Flamengo reencontrou o caminho da vitória contra Vasco, Vadinho fazendo os dois gols do jogo, e Nonô reencontrou o caminho do gol nos jogos seguintes: 3 gols no 5×0 contra Helênico e 5 gols na goleada 6×0 contra Brasil! Nonô foi apenas o terceiro jogador a fazer 5 gols num jogo com o Manto Sagrado, depois de Gustavo, já no primeiro jogo da história do Flamengo em 1912, e Arnaldo em 1914. O campeonato carioca parou aqui por dois meses, para a realização do campeonato nacional de seleções estaduais.
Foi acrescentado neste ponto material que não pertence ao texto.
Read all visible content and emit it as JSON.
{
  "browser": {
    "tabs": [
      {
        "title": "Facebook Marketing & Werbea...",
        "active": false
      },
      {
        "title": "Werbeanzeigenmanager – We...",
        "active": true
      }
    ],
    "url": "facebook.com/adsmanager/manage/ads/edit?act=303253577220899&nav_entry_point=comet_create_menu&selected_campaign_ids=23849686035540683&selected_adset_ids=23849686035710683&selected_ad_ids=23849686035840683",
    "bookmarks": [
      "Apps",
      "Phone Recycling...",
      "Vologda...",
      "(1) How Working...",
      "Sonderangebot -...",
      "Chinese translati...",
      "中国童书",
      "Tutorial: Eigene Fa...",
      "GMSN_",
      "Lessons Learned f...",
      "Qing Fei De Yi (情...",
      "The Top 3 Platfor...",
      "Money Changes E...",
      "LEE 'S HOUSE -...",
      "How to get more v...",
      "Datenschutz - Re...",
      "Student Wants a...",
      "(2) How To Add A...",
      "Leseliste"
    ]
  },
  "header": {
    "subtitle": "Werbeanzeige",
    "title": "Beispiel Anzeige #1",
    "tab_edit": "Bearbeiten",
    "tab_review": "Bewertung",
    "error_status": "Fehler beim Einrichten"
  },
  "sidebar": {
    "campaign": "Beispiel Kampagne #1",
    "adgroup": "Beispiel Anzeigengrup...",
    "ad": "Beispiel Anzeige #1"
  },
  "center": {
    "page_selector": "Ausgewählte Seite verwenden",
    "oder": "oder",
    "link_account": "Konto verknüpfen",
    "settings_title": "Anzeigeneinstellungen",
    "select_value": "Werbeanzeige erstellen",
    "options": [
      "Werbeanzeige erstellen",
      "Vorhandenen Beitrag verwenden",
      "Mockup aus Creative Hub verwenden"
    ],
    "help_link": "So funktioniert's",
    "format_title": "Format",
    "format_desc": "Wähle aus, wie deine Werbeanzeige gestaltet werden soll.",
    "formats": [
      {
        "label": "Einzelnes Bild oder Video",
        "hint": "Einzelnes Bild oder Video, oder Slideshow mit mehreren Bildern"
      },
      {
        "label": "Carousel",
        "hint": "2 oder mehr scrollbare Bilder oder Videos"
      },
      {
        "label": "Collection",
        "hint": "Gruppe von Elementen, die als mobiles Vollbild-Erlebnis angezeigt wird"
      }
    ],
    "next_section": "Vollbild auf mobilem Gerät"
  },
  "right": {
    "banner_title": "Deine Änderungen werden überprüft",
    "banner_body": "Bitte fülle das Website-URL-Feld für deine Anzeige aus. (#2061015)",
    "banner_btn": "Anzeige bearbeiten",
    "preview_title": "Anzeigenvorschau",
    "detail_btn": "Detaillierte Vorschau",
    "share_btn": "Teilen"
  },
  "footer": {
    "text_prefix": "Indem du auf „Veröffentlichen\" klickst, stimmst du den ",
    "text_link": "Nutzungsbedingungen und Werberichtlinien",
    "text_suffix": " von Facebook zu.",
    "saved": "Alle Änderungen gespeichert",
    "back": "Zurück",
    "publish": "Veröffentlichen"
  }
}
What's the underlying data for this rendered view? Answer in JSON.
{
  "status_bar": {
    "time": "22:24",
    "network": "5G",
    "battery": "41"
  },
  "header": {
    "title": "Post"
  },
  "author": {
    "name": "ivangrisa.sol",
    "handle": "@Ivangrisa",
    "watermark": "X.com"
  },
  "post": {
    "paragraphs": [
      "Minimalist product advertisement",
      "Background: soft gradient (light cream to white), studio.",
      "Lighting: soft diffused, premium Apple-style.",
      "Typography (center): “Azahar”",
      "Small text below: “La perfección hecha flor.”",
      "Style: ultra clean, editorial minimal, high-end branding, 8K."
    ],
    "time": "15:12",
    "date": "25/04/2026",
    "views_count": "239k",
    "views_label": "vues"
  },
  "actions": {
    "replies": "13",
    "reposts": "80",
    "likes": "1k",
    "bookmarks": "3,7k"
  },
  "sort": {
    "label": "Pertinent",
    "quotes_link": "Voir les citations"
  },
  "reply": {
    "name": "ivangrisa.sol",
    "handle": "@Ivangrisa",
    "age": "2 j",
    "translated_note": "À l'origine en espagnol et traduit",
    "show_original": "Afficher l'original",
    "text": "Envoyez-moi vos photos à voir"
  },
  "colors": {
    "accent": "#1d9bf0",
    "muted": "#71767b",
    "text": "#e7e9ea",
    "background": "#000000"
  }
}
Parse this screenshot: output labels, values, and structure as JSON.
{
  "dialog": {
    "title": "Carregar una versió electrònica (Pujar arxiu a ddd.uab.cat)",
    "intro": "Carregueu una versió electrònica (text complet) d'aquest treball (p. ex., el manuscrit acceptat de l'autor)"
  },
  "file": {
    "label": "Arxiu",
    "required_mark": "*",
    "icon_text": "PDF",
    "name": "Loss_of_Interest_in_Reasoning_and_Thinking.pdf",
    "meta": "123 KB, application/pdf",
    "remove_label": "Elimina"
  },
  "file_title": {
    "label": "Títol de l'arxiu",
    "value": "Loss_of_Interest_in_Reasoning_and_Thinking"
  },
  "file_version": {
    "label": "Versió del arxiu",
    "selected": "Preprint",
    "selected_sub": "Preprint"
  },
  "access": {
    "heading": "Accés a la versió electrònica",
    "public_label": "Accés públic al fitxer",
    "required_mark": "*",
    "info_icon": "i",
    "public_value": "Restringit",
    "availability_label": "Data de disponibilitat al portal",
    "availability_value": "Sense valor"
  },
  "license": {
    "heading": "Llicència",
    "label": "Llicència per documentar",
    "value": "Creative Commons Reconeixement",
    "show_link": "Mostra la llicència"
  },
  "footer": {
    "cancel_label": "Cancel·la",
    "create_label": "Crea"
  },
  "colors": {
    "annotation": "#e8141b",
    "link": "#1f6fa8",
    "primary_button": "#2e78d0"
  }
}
O conjunto do Distrito Federal foi selecionado pelos técnicos do Flamengo e do Fluminense, Joaquim Guimarães e Chico Netto. E selecionaram apenas jogadores do Flamengo e do Fluminense. E assim nasceu o Fla-Flu.

No seu livro Nação rubro-negra, Edilberto Coutinho escreveu: “Fla-Flu foi nome inventado pelo povo carioca. Inicialmente, como gozação ao escrete do Rio de Janeiro de 1925, formado para enfrentar o de São Paulo. Sócios dos outros clubes apelidaram de Fla-Flu ao time carioca, porque só haviam sido escalados jogadores do Flamengo e do Fluminense. Assim, no começo, a expressão não significou rivalidade, desavença. Ao contrário: Fla-Flu, na dor-de-cotovelo dos demais, querendo dizer muito claramente Fla e Flu unidos. Os cariocas venceram os paulistas em 1925. O gozo acabou, mas o nome Fla-Flu, curto e fácil de pronunciar, pegou”. Com gols dos rubro-negros Candiota e Moderato e do tricolor Nilo, a seleção carioca venceu a seleção paulista na final e o nome do Fla-Flu se eternizou nas escritas sagradas de Mário Filho. Agora Arturo Vaz, Celso Júnior e Paschoal Ambrósio Filho no livro 100 anos de bola, raça e paixão: “Há no Fla-Flu a possibilidade de vários diálogos: filho rebelde-filho exemplar, povo-elite, maioria-minoria ou até pobreza turbulenta-origem nobre, mais conveniente a este estudo. O diálogo entre estes dois mitos geraria, por sua vez, um novo mito carioca, que seria o da convivência pacífica entre morro e cidade ou entre quaisquer outros dois pólos opostos. Enfim, seria mais justo falar em mito da cordialidade. Mas o Fla-Flu não nasceu com este sentido mítico que lhe foi dado por obra das narrativas de Mário Filho, como atestam todos os escritos sobre o assunto. Fla-Flu não nasceu jogo, não nasceu do confronto entre dois clubes, ou de dois times. Nasceu, sim, da união destes dois. Quando, em 1925, a Amea convocou uma seleção carioca composta unicamente de jogadores de Flamengo e Fluminense, a crônica esportiva da época criticou a convocação, afirmando pejorativamente que aquilo não era uma seleção, era um mero Fla-Flu. Talvez embevecido pela sonoridade do termo, único caso em que as duas primeiras sílabas dos nomes de dois clubes cariocas podem formar algo parecido com uma palavra, e pela história comum dos dois clubes, Mário Filho trabalhou para fazer dele um jogo-síntese do futebol carioca”.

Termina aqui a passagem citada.